Pendant ce temps, la Loi sur le reboisement de 1993 a légitimé l’affectation de nombreuses terres domaniales qu’utilisaient les communautés à la plantation d’arbres à croissance rapide. En plus, l’État est en train de débiter maintenant un nouvel argument pour expulser les paysans des terres boisées domaniales : il dit que leurs villages provoquent le réchauffement planétaire. Le présent article examine quelques conflits dans deux provinces du nord de la Thaïlande – Phetchabun et Chaiayaphum – où des mesures officielles pour la conservation des forêts ont été appliquées au détriment des terres villageoises.

 

Phetchabun

Huay Rahong, un village de plus de 1 200 personnes de la province de Phetchabun, dans le nord du pays, existe depuis 1971. La plupart des habitants actuels de Huay Rahong proviennent du village de Sambon d’où ils furent expulsés en 1971, lorsque le gouvernement créa le Parc national de Nam Nao. Un autre village beaucoup plus petit situé à proximité, Huay Khonta, fut établi en 1963.

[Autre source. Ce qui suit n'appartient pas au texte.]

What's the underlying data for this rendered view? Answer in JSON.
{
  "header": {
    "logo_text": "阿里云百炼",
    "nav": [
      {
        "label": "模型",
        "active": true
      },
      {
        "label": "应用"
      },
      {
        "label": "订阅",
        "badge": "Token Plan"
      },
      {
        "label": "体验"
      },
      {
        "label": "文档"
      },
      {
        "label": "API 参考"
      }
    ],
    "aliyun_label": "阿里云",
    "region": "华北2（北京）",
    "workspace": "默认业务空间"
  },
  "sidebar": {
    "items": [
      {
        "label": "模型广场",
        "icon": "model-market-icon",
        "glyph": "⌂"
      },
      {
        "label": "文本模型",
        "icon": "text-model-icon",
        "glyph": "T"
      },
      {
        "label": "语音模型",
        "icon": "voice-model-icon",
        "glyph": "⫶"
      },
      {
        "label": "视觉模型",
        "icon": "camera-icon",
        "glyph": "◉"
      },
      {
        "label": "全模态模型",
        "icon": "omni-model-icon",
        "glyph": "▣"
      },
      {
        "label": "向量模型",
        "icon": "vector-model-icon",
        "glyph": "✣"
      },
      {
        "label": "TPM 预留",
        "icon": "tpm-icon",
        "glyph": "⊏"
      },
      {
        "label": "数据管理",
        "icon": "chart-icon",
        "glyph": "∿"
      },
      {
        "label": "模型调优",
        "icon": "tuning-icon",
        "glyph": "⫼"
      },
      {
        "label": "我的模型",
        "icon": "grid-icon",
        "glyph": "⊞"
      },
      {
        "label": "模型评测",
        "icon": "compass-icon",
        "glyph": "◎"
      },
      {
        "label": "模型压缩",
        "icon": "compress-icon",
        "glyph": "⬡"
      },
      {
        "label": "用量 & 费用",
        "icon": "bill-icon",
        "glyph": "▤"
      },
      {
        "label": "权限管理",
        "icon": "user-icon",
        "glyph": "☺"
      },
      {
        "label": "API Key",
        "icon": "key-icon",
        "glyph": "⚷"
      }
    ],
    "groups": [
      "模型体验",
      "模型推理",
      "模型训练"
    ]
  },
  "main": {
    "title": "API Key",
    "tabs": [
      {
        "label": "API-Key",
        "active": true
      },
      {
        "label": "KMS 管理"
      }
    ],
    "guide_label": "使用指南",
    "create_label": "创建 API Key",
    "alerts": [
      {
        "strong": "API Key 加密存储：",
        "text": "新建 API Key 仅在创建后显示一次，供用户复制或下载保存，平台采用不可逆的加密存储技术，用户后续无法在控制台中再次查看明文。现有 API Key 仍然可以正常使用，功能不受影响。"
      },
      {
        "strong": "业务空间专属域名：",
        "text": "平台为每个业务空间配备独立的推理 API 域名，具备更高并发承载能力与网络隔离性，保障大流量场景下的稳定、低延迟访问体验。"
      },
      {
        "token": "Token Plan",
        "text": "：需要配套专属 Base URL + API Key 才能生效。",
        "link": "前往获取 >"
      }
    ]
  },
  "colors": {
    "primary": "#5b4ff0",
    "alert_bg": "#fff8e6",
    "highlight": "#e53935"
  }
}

Le 26 novembre 1999, le gouvernement créa une réserve de faune dénommée Phu Pa Daeng (Montagne de l’escarpement rouge) sur une étendue de terre qui se superpose aux villages et aux forêts qui les entourent, et déclara son intention d’expulser la population. Les habitants du tout petit village de Huay Waai, adjacent à celui de Huay Rahong, ont déjà été dépossédés sans indemnisation et n’ont pas reçu non plus de terres pour se réinstaller. Les fonctionnaires du parc national ont persuadé les familles de partir en leur promettant une compensation, mais cette promesse n’a aucun fondement légal parce que les villageois n’ont pas de titres de propriété ; elle a été faite uniquement pour les pousser à partir.

Huay Khonta aussi a été constamment menacé. En 2005, lorsque 13 habitants (dont des enfants et une personne handicapée) furent embauchés par un voisin pour récolter le maïs dans des champs situés à l’intérieur de la réserve de faune, le chef de la réserve les accusa de pénétration illégale. Le juge rendit une fin de non-recevoir, en disant que la situation de la petite parcelle en question (moins d’un hectare et demi) n’était pas claire. Pourtant, la Cour d’appel revint sur cette décision et condamna les accusés à six mois de prison (avec sursis de deux ans). La Cour suprême confirma ensuite le verdict de la Cour d’appel.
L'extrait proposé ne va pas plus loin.